Swoja droga prawdziwa kobieto takich jak ty zna sie na peczki - najpierw wspaniale matki i zony, potem nagle facet dostaje andropauzy i zostajesz sama po 50tce. Duzo takich przypadkow dookola.
14:03. Tak się najczęściej dzieje, jeśli jakaś "feministka" przegrana życiowo, zacznie usiłować niszczyć czyjś związek. Na szczęście "taka" po tym, jak dostanie omłot, zostaje sama z ewentualnym przychówkiem i do końca życia zmaga się ze wszystkimi przeciwnościami losu sama. Powodzenia warto "takim" życzyć.
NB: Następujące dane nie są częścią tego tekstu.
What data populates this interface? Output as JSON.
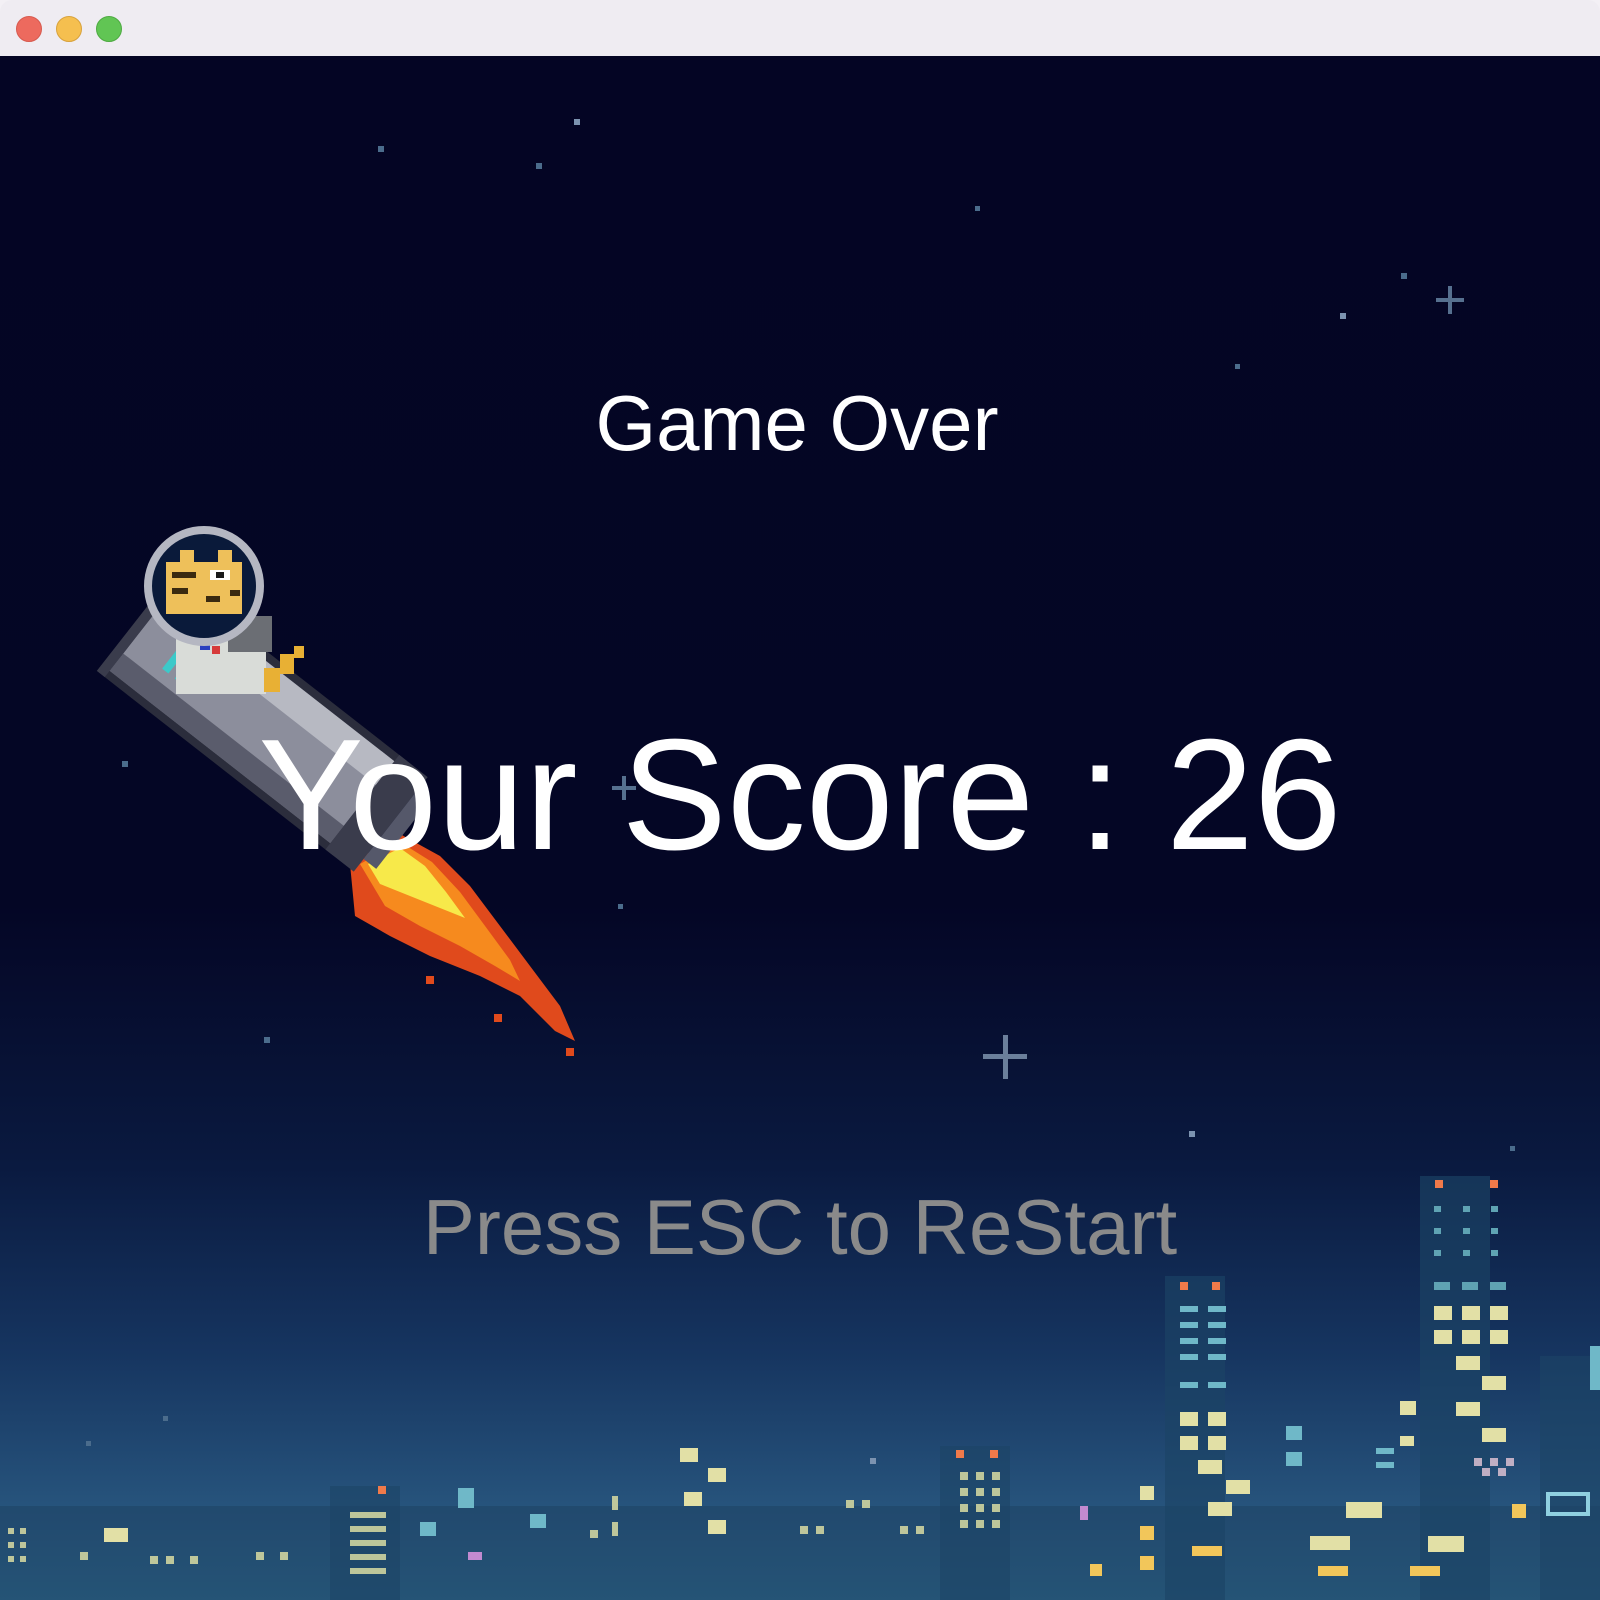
{
  "window": {
    "controls": [
      "close",
      "minimize",
      "maximize"
    ]
  },
  "game": {
    "title_text": "Game Over",
    "score_label": "Your Score",
    "score_separator": ":",
    "score_value": "26",
    "restart_prompt": "Press ESC to ReStart"
  },
  "sprites": {
    "player": "astronaut-cat-riding-rocket-icon",
    "background": "night-city-skyline"
  },
  "colors": {
    "sky_top": "#040524",
    "sky_bottom": "#2f6a8e",
    "primary_text": "#ffffff",
    "prompt_text": "#8a8a8a",
    "flame": "#f05a1e"
  }
}
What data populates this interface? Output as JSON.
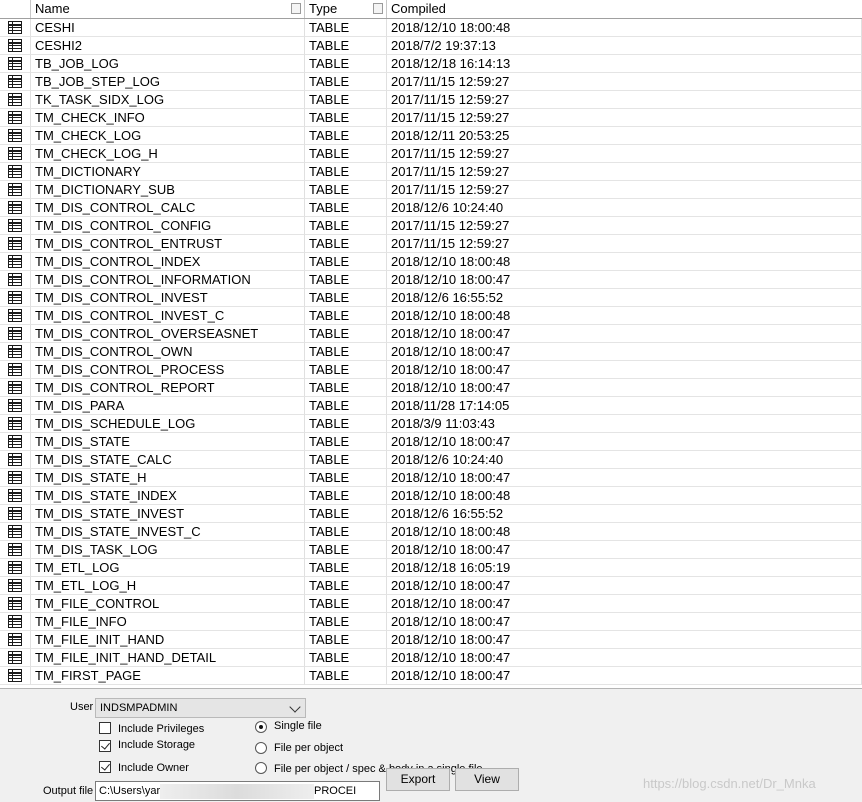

ja tak dodam od siebie , w totalnie śmiesznym temacie , ze -
ekstremalny obecny feminizm ma bardzo krótkie nogi.
feministki stawiają karierę , pieniądze ,wolność przed życiem rodzinnym.
co za tym idzie, wiékrzosc ekstremalnych feministek jest bezdzietne.
minie następne 40 lat i się skończy pitolenie .
niczyja to wina ze natura stworzyła kobietę i dala jej możliwość do płodzenia potomstwa,
jest to jakiś dar ( a po mojemu sposób na przetrwanie gatunku).
przez ten cały zamęt , i nowoczesny tryb życia, społeczność i kultura starej europy wymiera.
a kultura bliskiego wschodu nie wymiera,tam kobieta nie ma nic do powiedzenia ,jest niewolnikiem i musi to co pan karze.co jest ogromnym złem oczywiście.
w Polsce nie ma takiego problemu , jest wolność, jest prawo, jeżeli kobieta dostanie w twarz od męża, możne iść na policje.(tam nie lubia babskich bokserów).
ale feministkom to nie starcza, żądają więcej, i cokolwiek byś im nie dal ,będzie za mało.
taka dla was rada :D:D:D. każda feministka rodzi 3 dzieci i wychowuje w zasadach feminizmu. wtedy macie szanse na przetrwanie.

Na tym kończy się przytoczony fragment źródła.